L’opinione pubblica è divisa e, come spesso accade, influenzata da slogan propagandistici inventati dai partiti: da una parte gli elettori del Nord, soddisfatti perché pensano che  questa riforma sarà prodromica a minori trasferimenti al Sud; dall’altro gli elettori del Sud, preoccupati, che si concentrano sul tema delle garanzie di perequazione per  sterilizzarne gli effetti negativi.

A nessuno di loro però si è in grado di offrire rassicurazioni e garanzie, poiché il disegno di legge che è stato votato al Senato e che arriverà a breve alla Camera, è ancora una scatola vuota, è una delega al Governo a emanare i decreti attuativi nei prossimi ventiquattro mesi, e  stabilisce che tali decreti saranno sottoposti non più al vaglio del Parlamento, ma di una Bicamerale di cui oggi ignoriamo la composizione. Nonostante le modifiche apportate al Senato grazie all’impegno della opposizione, il disegno di legge non contiene elementi sufficienti e rassicuranti sull’impatto che la riforma avrà in termini economici e finanziari su tutte le Regioni, e in particolare sulle aree deboli del nostro Paese. Ecco perché l’unico federalismo possibile va fatto non solo da maggioranza e opposizione, ma garantendo eguale rappresentanza territoriale negli organismi deputati alla discussione.

Le ragioni delle aree deboli sono fondamentali in questo percorso; in questo momento però la classe politica meridionale le sta utilizzando in modo strumentale per riesumare un meridionalismo lagnoso e assistenziale. Devono piuttosto tramutarsi in oggettiva, orgogliosa e giusta pretesa di garanzie per quei cittadini e quegli imprenditori onesti che per il sol fatto di nascere, vivere ed operare in aree  disagiate e svantaggiate, non devono essere ulteriormente penalizzati.

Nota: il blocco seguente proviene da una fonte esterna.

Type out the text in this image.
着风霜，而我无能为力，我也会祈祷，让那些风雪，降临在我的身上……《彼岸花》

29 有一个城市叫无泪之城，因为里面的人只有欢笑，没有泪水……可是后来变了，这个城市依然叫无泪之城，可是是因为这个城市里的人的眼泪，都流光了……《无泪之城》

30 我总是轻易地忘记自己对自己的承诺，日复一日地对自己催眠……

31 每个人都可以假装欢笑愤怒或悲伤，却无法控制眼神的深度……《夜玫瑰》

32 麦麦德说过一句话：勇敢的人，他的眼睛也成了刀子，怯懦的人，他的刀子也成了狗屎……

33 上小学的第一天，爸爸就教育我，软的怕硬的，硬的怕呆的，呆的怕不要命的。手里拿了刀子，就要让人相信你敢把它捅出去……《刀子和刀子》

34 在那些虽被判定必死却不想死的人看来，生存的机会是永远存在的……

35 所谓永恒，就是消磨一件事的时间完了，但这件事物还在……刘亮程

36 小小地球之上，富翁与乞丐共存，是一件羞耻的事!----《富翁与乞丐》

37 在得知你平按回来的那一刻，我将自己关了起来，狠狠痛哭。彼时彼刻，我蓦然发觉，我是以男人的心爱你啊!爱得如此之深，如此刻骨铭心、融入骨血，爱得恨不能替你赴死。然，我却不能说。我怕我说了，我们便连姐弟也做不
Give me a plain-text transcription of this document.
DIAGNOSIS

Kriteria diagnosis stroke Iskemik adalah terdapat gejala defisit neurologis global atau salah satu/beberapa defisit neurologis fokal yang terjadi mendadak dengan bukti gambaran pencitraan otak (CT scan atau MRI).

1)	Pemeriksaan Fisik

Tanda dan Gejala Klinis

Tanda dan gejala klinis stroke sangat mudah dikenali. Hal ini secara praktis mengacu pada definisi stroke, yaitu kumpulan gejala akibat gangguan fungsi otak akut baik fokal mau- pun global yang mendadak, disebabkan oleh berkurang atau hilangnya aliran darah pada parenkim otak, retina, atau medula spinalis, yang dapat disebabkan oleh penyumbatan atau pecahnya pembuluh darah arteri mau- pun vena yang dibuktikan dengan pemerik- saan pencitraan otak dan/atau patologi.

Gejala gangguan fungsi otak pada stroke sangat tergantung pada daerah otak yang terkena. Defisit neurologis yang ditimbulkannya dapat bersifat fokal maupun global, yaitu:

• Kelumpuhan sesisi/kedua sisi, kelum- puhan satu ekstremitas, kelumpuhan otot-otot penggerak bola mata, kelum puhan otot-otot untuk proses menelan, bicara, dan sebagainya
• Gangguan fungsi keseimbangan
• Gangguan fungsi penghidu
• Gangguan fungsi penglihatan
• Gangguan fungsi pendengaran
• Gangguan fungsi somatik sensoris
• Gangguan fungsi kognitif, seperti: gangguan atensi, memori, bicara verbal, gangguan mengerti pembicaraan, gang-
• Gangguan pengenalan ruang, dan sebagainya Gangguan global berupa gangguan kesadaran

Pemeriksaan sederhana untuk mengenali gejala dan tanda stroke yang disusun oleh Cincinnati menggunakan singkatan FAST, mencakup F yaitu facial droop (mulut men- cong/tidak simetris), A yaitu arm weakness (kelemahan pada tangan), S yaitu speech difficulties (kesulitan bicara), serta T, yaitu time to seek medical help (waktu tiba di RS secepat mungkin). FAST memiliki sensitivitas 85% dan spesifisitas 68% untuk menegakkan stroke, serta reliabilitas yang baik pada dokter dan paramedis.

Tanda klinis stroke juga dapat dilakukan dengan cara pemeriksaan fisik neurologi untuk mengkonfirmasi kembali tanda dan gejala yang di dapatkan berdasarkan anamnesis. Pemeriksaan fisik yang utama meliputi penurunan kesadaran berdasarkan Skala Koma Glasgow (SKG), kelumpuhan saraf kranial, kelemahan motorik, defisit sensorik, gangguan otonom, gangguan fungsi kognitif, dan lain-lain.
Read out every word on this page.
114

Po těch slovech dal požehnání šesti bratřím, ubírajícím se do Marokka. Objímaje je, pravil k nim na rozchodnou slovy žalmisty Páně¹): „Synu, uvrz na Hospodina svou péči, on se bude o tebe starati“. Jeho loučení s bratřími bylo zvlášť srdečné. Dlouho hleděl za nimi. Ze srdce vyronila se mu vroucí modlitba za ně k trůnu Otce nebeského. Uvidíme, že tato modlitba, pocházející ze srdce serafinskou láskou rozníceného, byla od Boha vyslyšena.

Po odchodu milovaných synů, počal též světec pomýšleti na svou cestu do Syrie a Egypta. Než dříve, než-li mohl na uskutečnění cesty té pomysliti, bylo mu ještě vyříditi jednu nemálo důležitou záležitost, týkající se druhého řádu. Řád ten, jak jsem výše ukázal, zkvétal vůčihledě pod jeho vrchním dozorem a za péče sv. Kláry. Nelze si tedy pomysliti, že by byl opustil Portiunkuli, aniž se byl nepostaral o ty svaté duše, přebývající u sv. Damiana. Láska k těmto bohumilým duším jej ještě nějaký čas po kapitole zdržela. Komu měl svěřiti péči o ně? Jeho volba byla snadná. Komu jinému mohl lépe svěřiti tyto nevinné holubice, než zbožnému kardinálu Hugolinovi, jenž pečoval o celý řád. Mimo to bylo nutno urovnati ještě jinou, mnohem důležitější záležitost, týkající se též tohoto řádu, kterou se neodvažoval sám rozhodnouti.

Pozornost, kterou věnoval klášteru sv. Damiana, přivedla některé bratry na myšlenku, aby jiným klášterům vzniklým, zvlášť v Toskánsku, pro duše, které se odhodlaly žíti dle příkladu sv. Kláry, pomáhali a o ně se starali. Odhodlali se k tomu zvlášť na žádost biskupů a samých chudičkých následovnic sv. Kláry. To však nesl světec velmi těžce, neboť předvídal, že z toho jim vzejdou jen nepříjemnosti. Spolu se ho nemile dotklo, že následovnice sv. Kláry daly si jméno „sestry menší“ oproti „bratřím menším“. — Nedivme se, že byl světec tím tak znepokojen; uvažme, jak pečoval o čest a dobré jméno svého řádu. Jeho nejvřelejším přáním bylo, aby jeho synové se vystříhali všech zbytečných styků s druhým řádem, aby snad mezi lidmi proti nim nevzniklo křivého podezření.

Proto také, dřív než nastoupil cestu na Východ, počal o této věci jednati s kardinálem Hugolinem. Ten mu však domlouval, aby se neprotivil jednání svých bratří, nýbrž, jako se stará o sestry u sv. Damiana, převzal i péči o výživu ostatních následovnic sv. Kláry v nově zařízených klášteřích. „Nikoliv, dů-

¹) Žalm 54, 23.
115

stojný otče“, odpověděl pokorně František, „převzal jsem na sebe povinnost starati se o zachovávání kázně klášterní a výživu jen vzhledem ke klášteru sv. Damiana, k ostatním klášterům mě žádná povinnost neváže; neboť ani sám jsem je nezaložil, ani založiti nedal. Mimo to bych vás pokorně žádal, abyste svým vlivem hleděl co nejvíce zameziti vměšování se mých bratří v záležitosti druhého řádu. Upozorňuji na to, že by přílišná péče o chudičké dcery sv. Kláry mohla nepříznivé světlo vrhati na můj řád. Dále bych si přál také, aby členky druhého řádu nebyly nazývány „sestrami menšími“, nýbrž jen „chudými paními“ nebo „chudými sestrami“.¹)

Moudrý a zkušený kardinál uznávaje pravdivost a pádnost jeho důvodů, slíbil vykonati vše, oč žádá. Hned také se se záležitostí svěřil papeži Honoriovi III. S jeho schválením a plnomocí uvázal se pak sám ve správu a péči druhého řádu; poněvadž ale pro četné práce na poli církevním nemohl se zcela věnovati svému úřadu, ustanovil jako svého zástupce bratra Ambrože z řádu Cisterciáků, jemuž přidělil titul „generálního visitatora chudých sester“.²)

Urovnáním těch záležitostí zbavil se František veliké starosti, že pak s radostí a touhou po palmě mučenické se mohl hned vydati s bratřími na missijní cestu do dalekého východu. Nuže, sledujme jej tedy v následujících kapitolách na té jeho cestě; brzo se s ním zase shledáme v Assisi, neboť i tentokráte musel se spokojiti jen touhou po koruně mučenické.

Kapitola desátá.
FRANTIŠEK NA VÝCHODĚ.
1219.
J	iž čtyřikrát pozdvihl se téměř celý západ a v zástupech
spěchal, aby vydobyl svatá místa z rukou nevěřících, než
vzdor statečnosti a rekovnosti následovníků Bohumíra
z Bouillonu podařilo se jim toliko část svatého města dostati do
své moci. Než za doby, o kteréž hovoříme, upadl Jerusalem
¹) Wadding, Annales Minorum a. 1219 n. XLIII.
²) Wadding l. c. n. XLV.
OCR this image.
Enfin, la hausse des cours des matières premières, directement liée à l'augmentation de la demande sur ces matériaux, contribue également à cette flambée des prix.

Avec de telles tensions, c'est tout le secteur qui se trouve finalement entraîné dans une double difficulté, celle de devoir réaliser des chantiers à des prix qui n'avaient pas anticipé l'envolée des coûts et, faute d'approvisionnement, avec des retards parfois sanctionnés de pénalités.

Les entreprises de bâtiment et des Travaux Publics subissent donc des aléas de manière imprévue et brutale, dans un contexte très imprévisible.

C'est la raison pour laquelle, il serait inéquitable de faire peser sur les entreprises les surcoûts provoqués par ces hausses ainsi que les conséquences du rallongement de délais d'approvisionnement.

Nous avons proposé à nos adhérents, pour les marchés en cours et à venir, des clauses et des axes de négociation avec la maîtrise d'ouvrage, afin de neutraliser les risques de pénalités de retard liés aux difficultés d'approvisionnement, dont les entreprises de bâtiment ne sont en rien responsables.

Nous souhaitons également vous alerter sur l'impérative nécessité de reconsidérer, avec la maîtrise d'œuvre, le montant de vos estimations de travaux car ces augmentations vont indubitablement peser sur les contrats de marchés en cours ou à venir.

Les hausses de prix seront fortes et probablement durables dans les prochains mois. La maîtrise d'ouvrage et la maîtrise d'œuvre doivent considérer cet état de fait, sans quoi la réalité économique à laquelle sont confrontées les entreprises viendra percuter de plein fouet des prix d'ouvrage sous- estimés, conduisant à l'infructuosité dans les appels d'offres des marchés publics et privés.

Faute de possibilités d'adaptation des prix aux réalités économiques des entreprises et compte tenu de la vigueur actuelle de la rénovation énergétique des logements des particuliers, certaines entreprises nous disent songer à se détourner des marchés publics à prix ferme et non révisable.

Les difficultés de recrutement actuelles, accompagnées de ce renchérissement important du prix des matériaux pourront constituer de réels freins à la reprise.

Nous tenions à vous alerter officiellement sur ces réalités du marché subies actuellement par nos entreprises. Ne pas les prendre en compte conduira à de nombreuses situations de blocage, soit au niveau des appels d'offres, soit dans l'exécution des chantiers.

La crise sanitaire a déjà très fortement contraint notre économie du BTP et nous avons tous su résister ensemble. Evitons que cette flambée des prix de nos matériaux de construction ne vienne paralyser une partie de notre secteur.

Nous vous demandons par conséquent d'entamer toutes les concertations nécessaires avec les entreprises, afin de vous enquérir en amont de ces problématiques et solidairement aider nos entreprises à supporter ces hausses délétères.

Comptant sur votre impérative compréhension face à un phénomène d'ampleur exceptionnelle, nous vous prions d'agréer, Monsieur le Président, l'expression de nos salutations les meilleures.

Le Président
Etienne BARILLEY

L’introduzione del principio di sussidiarietà e la perequazione non bastano. Devono essere affiancate,  per funzionare davvero, ad un serio programma di riequilibrio territoriale e infrastrutturale, che metta in rete le aree deboli con il resto del Paese, con l’Europa e con i  Paesi del Mediterraneo.

Se si è in grado di fare questo, si puo’ accelerare sulla riforma. Se invece non si è capaci, perché c’è crisi, perché ci sono i vincoli di bilancio dello Stato che non si possono ignorare, perché si stanno utilizzando i fondi destinati proprio a questo scopo (FAS) per tutt’altri bisogni ordinari, allora non ci sarà la possibilità neanche di varare una riforma giusta e sensata. Per il Sud prima di tutto, e per l’intero Paese.